Mais uma vez, a comunicação da Comissão Europeia é excessivamente optimista em relação ao futuro, o que contrasta com o dia-a-dia dos europeus. O discurso foi feito pela bolha de Bruxelas e não a conseguiu furar. Estrategicamente ou não, acaba por ser o discurso de Von Der Leyen menos virado para as pessoas, e mais virado para os chefes de estado. Até abordar a situação e a importância dos agricultores sem nunca reforçar o apoio das suas propostas: farm2fork e a lei de bem estar animal.

“Ursula von der Leyen focou-se excessivamente na Economia europeia, com graves críticas ao intervencionismo chinês e uma aposta forte na reindustrialização da Europa, apresentando o Critical Materials Act e European Wind Power Package.”

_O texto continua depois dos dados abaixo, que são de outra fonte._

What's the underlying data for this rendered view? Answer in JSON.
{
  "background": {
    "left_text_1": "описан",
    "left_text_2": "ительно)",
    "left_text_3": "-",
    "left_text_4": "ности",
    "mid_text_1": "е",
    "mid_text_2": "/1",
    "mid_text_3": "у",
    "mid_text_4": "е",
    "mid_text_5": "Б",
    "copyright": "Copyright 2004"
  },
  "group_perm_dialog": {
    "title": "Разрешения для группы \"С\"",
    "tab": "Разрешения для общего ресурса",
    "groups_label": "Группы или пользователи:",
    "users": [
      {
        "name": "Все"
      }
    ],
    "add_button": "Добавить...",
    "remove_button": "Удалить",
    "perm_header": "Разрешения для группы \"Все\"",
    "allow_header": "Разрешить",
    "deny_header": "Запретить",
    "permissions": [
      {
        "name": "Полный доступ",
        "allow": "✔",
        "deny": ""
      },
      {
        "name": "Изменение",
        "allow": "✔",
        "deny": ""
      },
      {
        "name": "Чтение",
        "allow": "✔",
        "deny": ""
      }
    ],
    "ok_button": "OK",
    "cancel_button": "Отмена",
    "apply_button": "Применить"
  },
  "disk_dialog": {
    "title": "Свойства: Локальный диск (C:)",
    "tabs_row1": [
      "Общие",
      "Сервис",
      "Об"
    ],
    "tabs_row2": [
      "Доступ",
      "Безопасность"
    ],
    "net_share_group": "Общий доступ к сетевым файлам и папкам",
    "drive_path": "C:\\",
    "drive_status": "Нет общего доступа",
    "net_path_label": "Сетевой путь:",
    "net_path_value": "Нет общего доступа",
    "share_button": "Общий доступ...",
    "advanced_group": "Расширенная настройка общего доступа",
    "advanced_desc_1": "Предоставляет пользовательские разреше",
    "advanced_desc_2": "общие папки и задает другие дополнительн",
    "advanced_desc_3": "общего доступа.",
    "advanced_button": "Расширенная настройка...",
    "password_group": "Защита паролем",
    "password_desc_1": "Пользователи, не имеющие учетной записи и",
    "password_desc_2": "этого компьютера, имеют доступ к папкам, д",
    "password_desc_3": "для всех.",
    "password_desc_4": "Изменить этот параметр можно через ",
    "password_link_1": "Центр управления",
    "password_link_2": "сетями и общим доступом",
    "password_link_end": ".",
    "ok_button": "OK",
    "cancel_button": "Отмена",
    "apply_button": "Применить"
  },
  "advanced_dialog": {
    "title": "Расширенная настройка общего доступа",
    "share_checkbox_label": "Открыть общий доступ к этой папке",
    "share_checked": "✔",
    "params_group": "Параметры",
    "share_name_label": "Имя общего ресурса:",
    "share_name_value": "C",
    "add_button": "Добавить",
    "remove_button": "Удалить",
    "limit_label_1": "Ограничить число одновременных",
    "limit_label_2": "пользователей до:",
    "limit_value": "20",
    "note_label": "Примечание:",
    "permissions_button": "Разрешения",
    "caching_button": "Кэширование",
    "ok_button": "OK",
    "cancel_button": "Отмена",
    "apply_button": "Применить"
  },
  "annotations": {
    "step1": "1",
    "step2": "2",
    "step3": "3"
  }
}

Actualmente, a maioria das pessoas mais pobres são pessoas com postos de trabalho. Não abordar e não reconhecer este problema mostra como a política europeia se desconectou da realidade. Num ano que se obteve os maiores lucros no sector da banca e sector energético, não houve uma palavra para redistribuição. Num ano em que realiza a Conferência do Futuro, que coloca milhões de europeus a discutir a Europa e onde são propostas 49 ideias, não há espaço para mencionar e lançar alguma proposta desenhada por este espaço (que durou 2 anos). É sintomático do pensamento que vemos em Bruxelas (e Estrasburgo).

É este futuro que queremos para o ultimo plenário antes de 2030, onde temos todas as metas dos Objetivos para o Desenvolvimento Sustentável (ODS)? Uma Europa desconectada da sua realidade, que não responde à crise climática e migratória? Que não fala de justiça social? Somos apenas uma comunidade do carvão e do aço? Os europeus esperam bem mais das nossas lideranças. E as consequências estão aí: uma maior polarização dos votos, em que é esperado mais votos para partidos eurocéticos.

Actualmente, a maioria das pessoas mais pobres são pessoas com postos de trabalho. Não abordar e não reconhecer este problema mostra como a política europeia se desconectou da realidade. Num ano que se obteve os maiores lucros no sector da banca e sector energético, não houve uma palavra para redistribuição.”

As eleições do próximo ano ficaram assim lançadas, e o Partido Popular Europeu (partido político onde se insere Ursula Von der Leyen, o PSD e o CDS-PP) definiram os temas que querem ver discutidos: green deal mas com peso desnivelado para o lado dos agricultores, a economia europeia e a sua reindustrialização sem nunca largar os pequenos e médios empresários e política externa com foco em segurança. Esta é a estratégia para impedir a radicalização dos seus votantes para a extrema-direita, esvaziando o centro-direita europeu (tal como acontece em Portugal). Tivemos o caso da Lei do Restauro Natural, onde o PPE apoiou e votou com a extrema-direita, formato que foi repetido (e fracasado uma vez mais) para tentar chumbar as novas diretivas para a qualidade do ar. Cabe ao centro democrático e ao partidos favoráveis a uma maior integração europeia mostrarem os seus argumentos e a sua visão de uma Europa Social e Verde. 2030 está mesmo aí à porta.